Business

Oceano-based aerospace firm expands amid work for NASA

ESAero Inc. founders, clockwise from front, Andrew Gibson, Trevor Foster and Benjamin Schiltgen designed this prototype for a hybrid electric airplane that is about the size of a Boeing 737 and would carry 133 passengers.
ESAero Inc. founders, clockwise from front, Andrew Gibson, Trevor Foster and Benjamin Schiltgen designed this prototype for a hybrid electric airplane that is about the size of a Boeing 737 and would carry 133 passengers. dmiddlecamp@thetribunenews.com

A local aerospace engineering firm has recently more than doubled in size, in large part due to a growing business with NASA and the U.S. Air Force.

Empirical Systems Aerospace has received about $2.5 million worth of contracts with NASA since 2013, with more contracts in the works. ESAero is helping the agency develop propulsion systems for hybrid helicopters.
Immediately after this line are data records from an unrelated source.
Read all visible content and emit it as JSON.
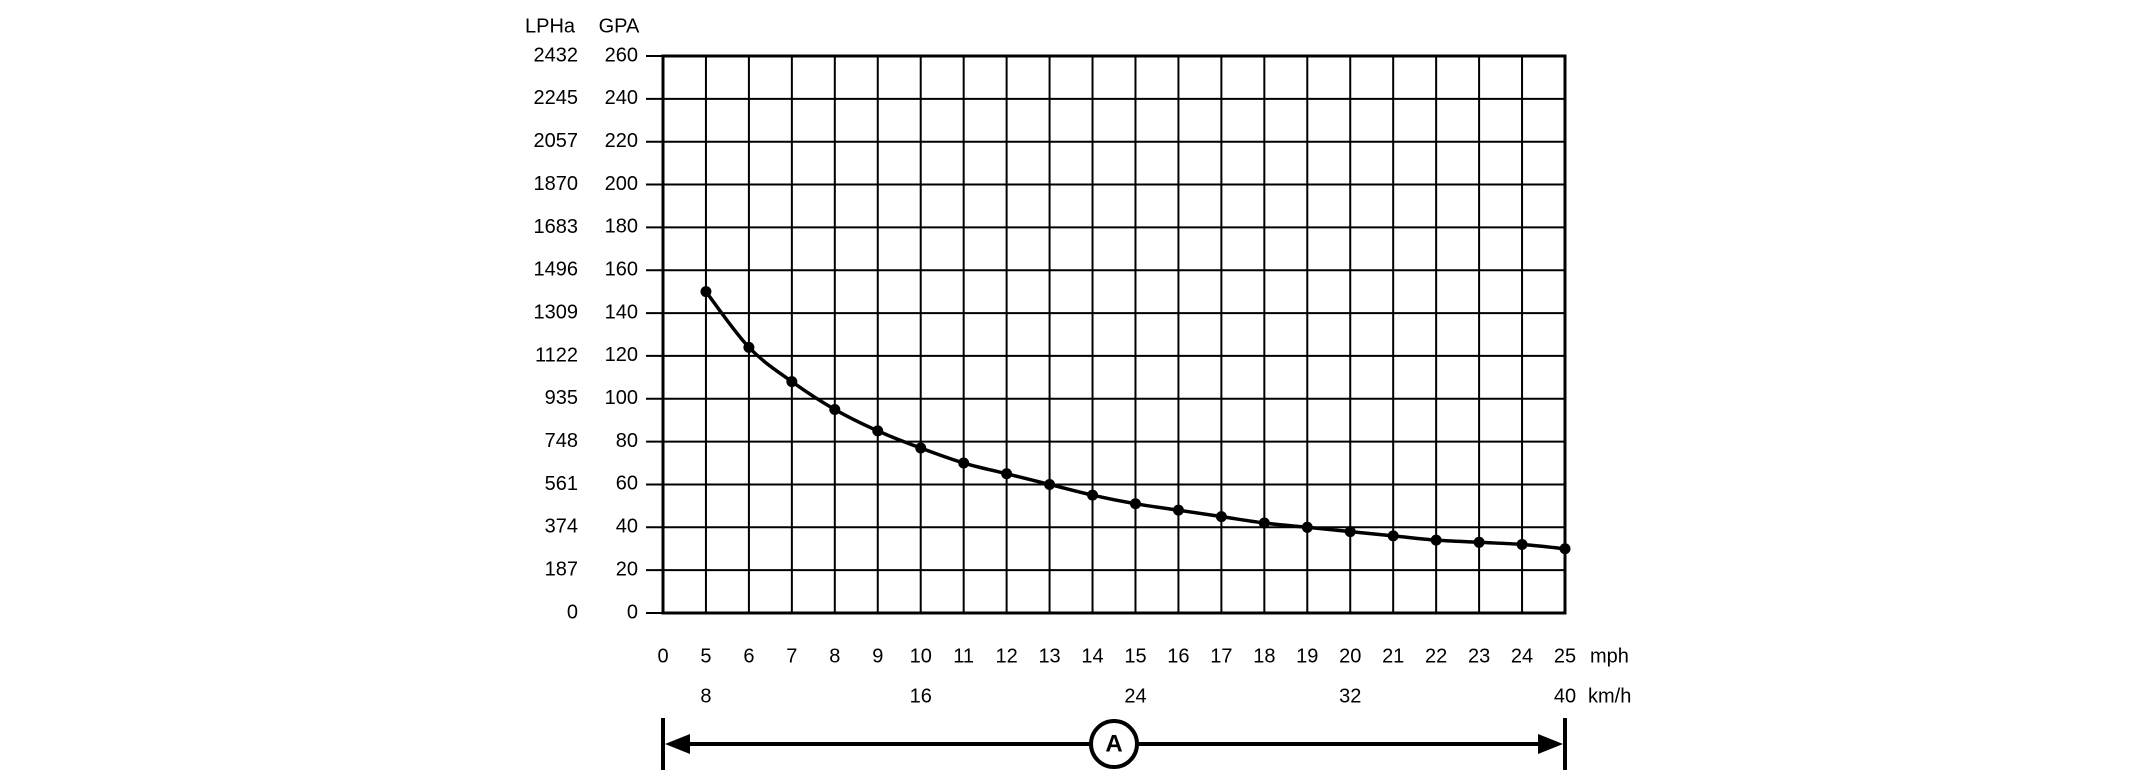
{
  "chart_data": {
    "type": "line",
    "y_label": "GPA",
    "y2_label": "LPHa",
    "x_label": "mph",
    "x2_label": "km/h",
    "annotation": "A",
    "categories": [
      "0",
      "5",
      "6",
      "7",
      "8",
      "9",
      "10",
      "11",
      "12",
      "13",
      "14",
      "15",
      "16",
      "17",
      "18",
      "19",
      "20",
      "21",
      "22",
      "23",
      "24",
      "25"
    ],
    "x2ticks": [
      8,
      16,
      24,
      32,
      40
    ],
    "series": [
      {
        "name": "GPA",
        "color": "#000000",
        "values": [
          null,
          150,
          124,
          108,
          95,
          85,
          77,
          70,
          65,
          60,
          55,
          51,
          48,
          45,
          42,
          40,
          38,
          36,
          34,
          33,
          32,
          30
        ]
      }
    ],
    "ylim": [
      0,
      260
    ],
    "yticks": [
      0,
      20,
      40,
      60,
      80,
      100,
      120,
      140,
      160,
      180,
      200,
      220,
      240,
      260
    ],
    "y2lim": [
      0,
      2432
    ],
    "y2ticks": [
      0,
      187,
      374,
      561,
      748,
      935,
      1122,
      1309,
      1496,
      1683,
      1870,
      2057,
      2245,
      2432
    ],
    "grid": true
  }
}
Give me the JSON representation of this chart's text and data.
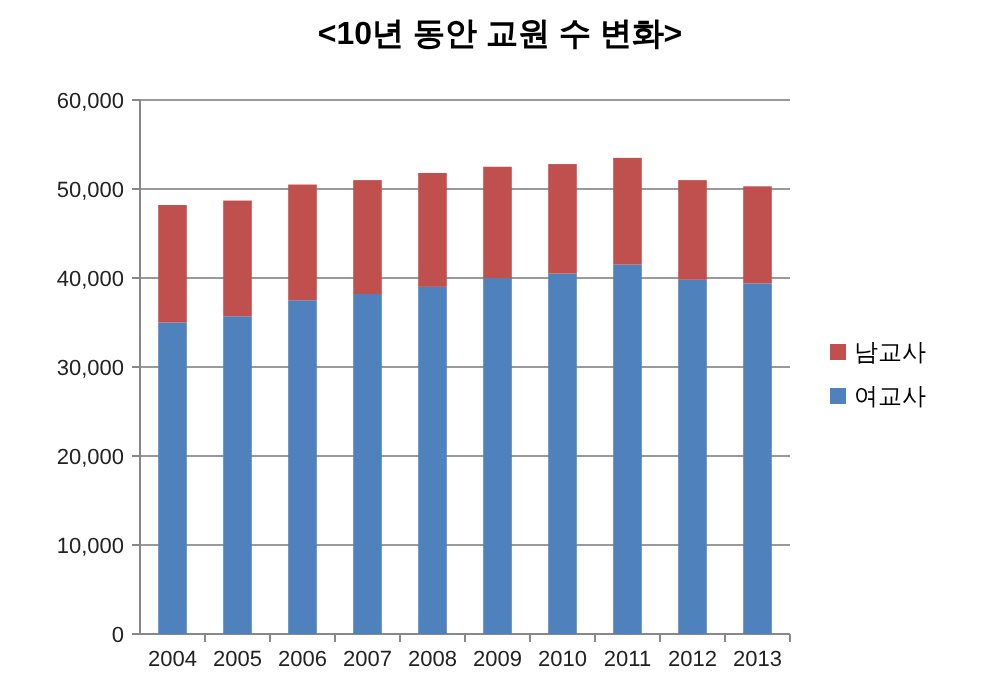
{
  "chart_data": {
    "type": "bar",
    "title": "<10년 동안 교원 수 변화>",
    "categories": [
      "2004",
      "2005",
      "2006",
      "2007",
      "2008",
      "2009",
      "2010",
      "2011",
      "2012",
      "2013"
    ],
    "stacked": true,
    "series": [
      {
        "name": "여교사",
        "color": "#4f81bd",
        "values": [
          35000,
          35700,
          37500,
          38200,
          39000,
          40000,
          40500,
          41500,
          39800,
          39400
        ]
      },
      {
        "name": "남교사",
        "color": "#c0504d",
        "values": [
          13200,
          13000,
          13000,
          12800,
          12800,
          12500,
          12300,
          12000,
          11200,
          10900
        ]
      }
    ],
    "ylim": [
      0,
      60000
    ],
    "yticks": [
      {
        "value": 0,
        "label": "0"
      },
      {
        "value": 10000,
        "label": "10,000"
      },
      {
        "value": 20000,
        "label": "20,000"
      },
      {
        "value": 30000,
        "label": "30,000"
      },
      {
        "value": 40000,
        "label": "40,000"
      },
      {
        "value": 50000,
        "label": "50,000"
      },
      {
        "value": 60000,
        "label": "60,000"
      }
    ],
    "grid": "y",
    "legend": "right"
  }
}
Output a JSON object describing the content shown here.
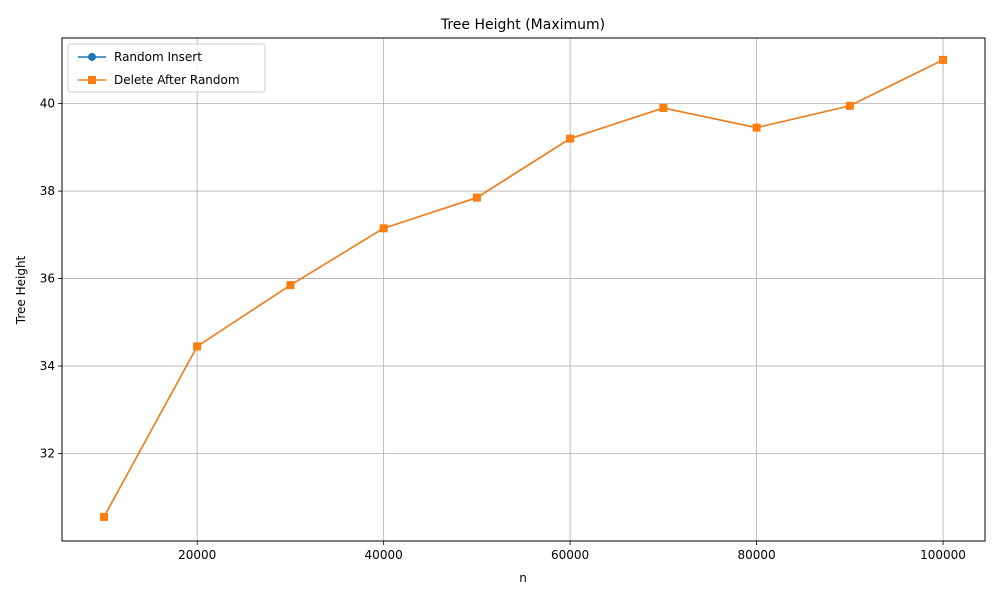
{
  "chart_data": {
    "type": "line",
    "title": "Tree Height (Maximum)",
    "xlabel": "n",
    "ylabel": "Tree Height",
    "x": [
      10000,
      20000,
      30000,
      40000,
      50000,
      60000,
      70000,
      80000,
      90000,
      100000
    ],
    "xlim": [
      5500,
      104500
    ],
    "ylim": [
      30.0,
      41.5
    ],
    "xticks": [
      20000,
      40000,
      60000,
      80000,
      100000
    ],
    "yticks": [
      32,
      34,
      36,
      38,
      40
    ],
    "xtick_labels": [
      "20000",
      "40000",
      "60000",
      "80000",
      "100000"
    ],
    "ytick_labels": [
      "32",
      "34",
      "36",
      "38",
      "40"
    ],
    "grid": true,
    "legend_position": "top-left",
    "series": [
      {
        "name": "Random Insert",
        "color": "#1f77b4",
        "marker": "circle",
        "values": [
          30.55,
          34.45,
          35.85,
          37.15,
          37.85,
          39.2,
          39.9,
          39.45,
          39.95,
          41.0
        ]
      },
      {
        "name": "Delete After Random",
        "color": "#ff7f0e",
        "marker": "square",
        "values": [
          30.55,
          34.45,
          35.85,
          37.15,
          37.85,
          39.2,
          39.9,
          39.45,
          39.95,
          41.0
        ]
      }
    ]
  }
}
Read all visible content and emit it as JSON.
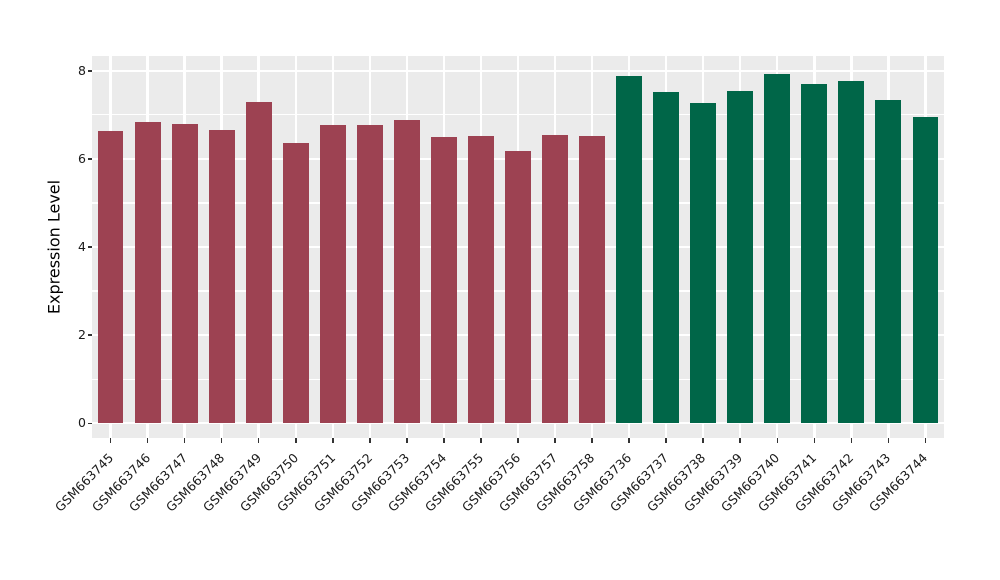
{
  "chart_data": {
    "type": "bar",
    "title": "",
    "xlabel": "",
    "ylabel": "Expression Level",
    "categories": [
      "GSM663745",
      "GSM663746",
      "GSM663747",
      "GSM663748",
      "GSM663749",
      "GSM663750",
      "GSM663751",
      "GSM663752",
      "GSM663753",
      "GSM663754",
      "GSM663755",
      "GSM663756",
      "GSM663757",
      "GSM663758",
      "GSM663736",
      "GSM663737",
      "GSM663738",
      "GSM663739",
      "GSM663740",
      "GSM663741",
      "GSM663742",
      "GSM663743",
      "GSM663744"
    ],
    "values": [
      6.63,
      6.84,
      6.8,
      6.66,
      7.3,
      6.37,
      6.77,
      6.76,
      6.88,
      6.49,
      6.51,
      6.19,
      6.55,
      6.53,
      7.87,
      7.51,
      7.26,
      7.53,
      7.93,
      7.7,
      7.77,
      7.33,
      6.96
    ],
    "groups": [
      {
        "name": "group-1",
        "color": "#9D4252",
        "start": 0,
        "count": 14
      },
      {
        "name": "group-2",
        "color": "#006648",
        "start": 14,
        "count": 9
      }
    ],
    "y_ticks": [
      0,
      2,
      4,
      6,
      8
    ],
    "y_minor_ticks": [
      1,
      3,
      5,
      7
    ],
    "ylim": [
      0,
      8.33
    ],
    "grid": true,
    "legend": "none",
    "panel_background": "#EBEBEB",
    "gridline_color": "#FFFFFF"
  }
}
In 2013, the firm had seven employees at its location at the Oceano County Airport. This summer, it is expanding to about 20 employees and will open a small office in San Luis Obispo, said Benjamin T. Schiltgen, vice president of finance and one of the firm’s founders.

More than 50 percent of the firm’s work now comes from NASA.

“Hybrid air vehicle development is becoming a focus at NASA,” Schiltgen said. “They are coming to us for a lot of the work.” The small firm has become a go-to contractor for the high-profile federal agency due to “persistence in the last 12 years, and pumping out good work,” Schiltgen said.

Furthermore, he added, the skills developed for NASA projects are making it easier for the firm to find additional projects in the private sector.

ESAero began in 2003 in the garage of a rental home in Arroyo Grande, when the founders Schiltgen, Andrew Gibson and Trevor Foster were fresh out of Cal Poly’s aerospace engineering program.

The company got its first break in 2006 building display models for NASA and has held major contracts with NASA since 2008.

ESAero is also working on a $750,000 project for the U.S. Air Force to make improvements to the open-source computer program Open VSP, which can be used for designing aircraft.

An additional multimillion-dollar project for NASA is in the approval process, said Schiltgen, who said that he could not elaborate at this time.